At the time being the only option was to use Rstudio cloud as an option for collaborative data analysis but the issue that came up next was that the final report needed to be made in Google Slides for several reasons such as convienience, collaborative real time editing and suggesting etc. This I knew would become a tedious two step process, as I would have to run the R script locally and then create the graph and ggsave it and then paste it on to the Google Slide and adjust it accordingly. There was no other option for me but to stick with this method.

Moving forward from that the next task that the provost set forward for me was to collect data about the Facebook ad campaigns. There I learned about another tool on collecting data called Supermetrics.

Supermetrics is free for use as a trial for 14 days and since I was supposed to submit this within less than 14 days I was able to use the free version as the provost told me. As per his instructions I set up a Google Sheet and then started by adding the Supermetrics addon to Google Sheets. It took me and the rest of the team two days to completely understand how the queries run from Supermetrics and what were the resulting data coming from. This was where knowing a bit about SQL helped to underestand what Supermetrics was trying to bring and from where. Finally after a few trial and error and a bundle of extra sheets in the Sheets workbook we managed to get the data into one place. ### Cleaning and wrangling

And so began the journey into the muddy waters of data wrangling. It was tedious at first considering that we had to download Google sheets as csv files and then gather them all together into one place. Which brings us to the next pitfall that we faced in doing this project.

Pitfall #2: Lack of streamlined data pipelines

We didnt have a proper data pipeline to ensure that when we update the query in Supermetrics to refresh the data, the changes would be automatically reflected in our graphs. The intermediate step of having to download the data from Google Sheets locally as CSV files was the bottleneck of it all. It would have been much easier if we used the R package for handling Google Sheets and used it to auto update the graphs.

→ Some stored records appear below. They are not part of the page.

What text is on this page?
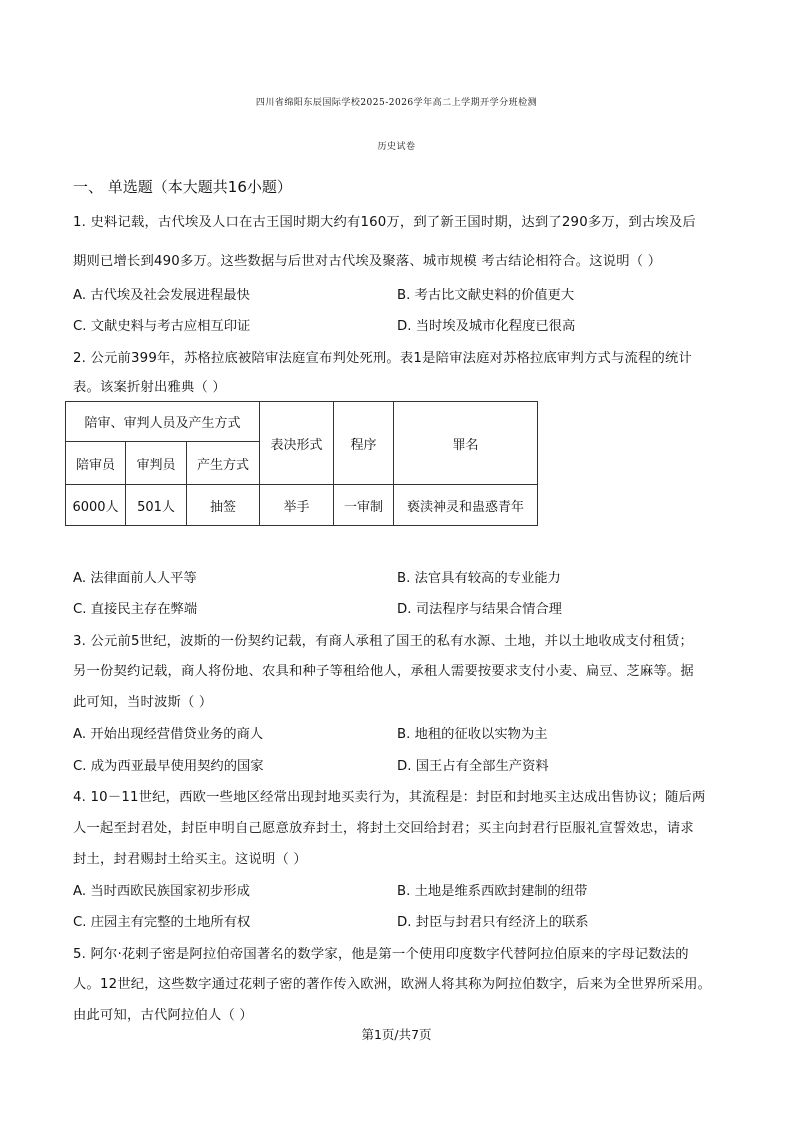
四川省绵阳东辰国际学校2025-2026学年高二上学期开学分班检测
历史试卷
一、 单选题（本大题共16小题）
1. 史料记载，古代埃及人口在古王国时期大约有160万，到了新王国时期，达到了290多万，到古埃及后
期则已增长到490多万。这些数据与后世对古代埃及聚落、城市规模 考古结论相符合。这说明（ ）
A. 古代埃及社会发展进程最快	B. 考古比文献史料的价值更大
C. 文献史料与考古应相互印证	D. 当时埃及城市化程度已很高
2. 公元前399年，苏格拉底被陪审法庭宣布判处死刑。表1是陪审法庭对苏格拉底审判方式与流程的统计
表。该案折射出雅典（ ）
陪审、审判人员及产生方式			表决形式	程序	罪名
陪审员	审判员	产生方式			
6000人	501人	抽签	举手	一审制	亵渎神灵和蛊惑青年
A. 法律面前人人平等	B. 法官具有较高的专业能力
C. 直接民主存在弊端	D. 司法程序与结果合情合理
3. 公元前5世纪，波斯的一份契约记载，有商人承租了国王的私有水源、土地，并以土地收成支付租赁；
另一份契约记载，商人将份地、农具和种子等租给他人，承租人需要按要求支付小麦、扁豆、芝麻等。据
此可知，当时波斯（ ）
A. 开始出现经营借贷业务的商人	B. 地租的征收以实物为主
C. 成为西亚最早使用契约的国家	D. 国王占有全部生产资料
4. 10－11世纪，西欧一些地区经常出现封地买卖行为，其流程是：封臣和封地买主达成出售协议；随后两
人一起至封君处，封臣申明自己愿意放弃封土，将封土交回给封君；买主向封君行臣服礼宣誓效忠，请求
封土，封君赐封土给买主。这说明（ ）
A. 当时西欧民族国家初步形成	B. 土地是维系西欧封建制的纽带
C. 庄园主有完整的土地所有权	D. 封臣与封君只有经济上的联系
5. 阿尔·花剌子密是阿拉伯帝国著名的数学家，他是第一个使用印度数字代替阿拉伯原来的字母记数法的
人。12世纪，这些数字通过花剌子密的著作传入欧洲，欧洲人将其称为阿拉伯数字，后来为全世界所采用。
由此可知，古代阿拉伯人（ ）
第1页/共7页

Pitfall #3: Data version control

In addition to these we also had the issue of data version control. Because what happened halfway through the entire scene was that we realized that there were missing pieces in the data because of a misconfiguration in the Supermetrics query. This would lead to the classic nightmare of having multiple datasets with the suffix if -1,-2,-new etc. This was a perfect recipe for disaster and the antidote would have been pretty obvious. Yes git would have been an option and that was where my stupidity came into place. I didn’t set up a local git repo to track the changes in the csv files so that we can revert back whenever we wanted. If we had switched to using Google Sheets package to get the synced data then version controlling would be given through the version history in Google Sheets. Regardless this was the biggest misconception I had back then. I would assume git repos need to be in github and local repos without a remote weren’t a thing. Butt after finishing the project only I realized how easy it would have been to manage the entire process if I had the common sense to just type git init and get on with the rest of the work.

The rest was it a blur of plots and late night calls to adjust different values according to the customer need and then the final presentation was done and everything was history.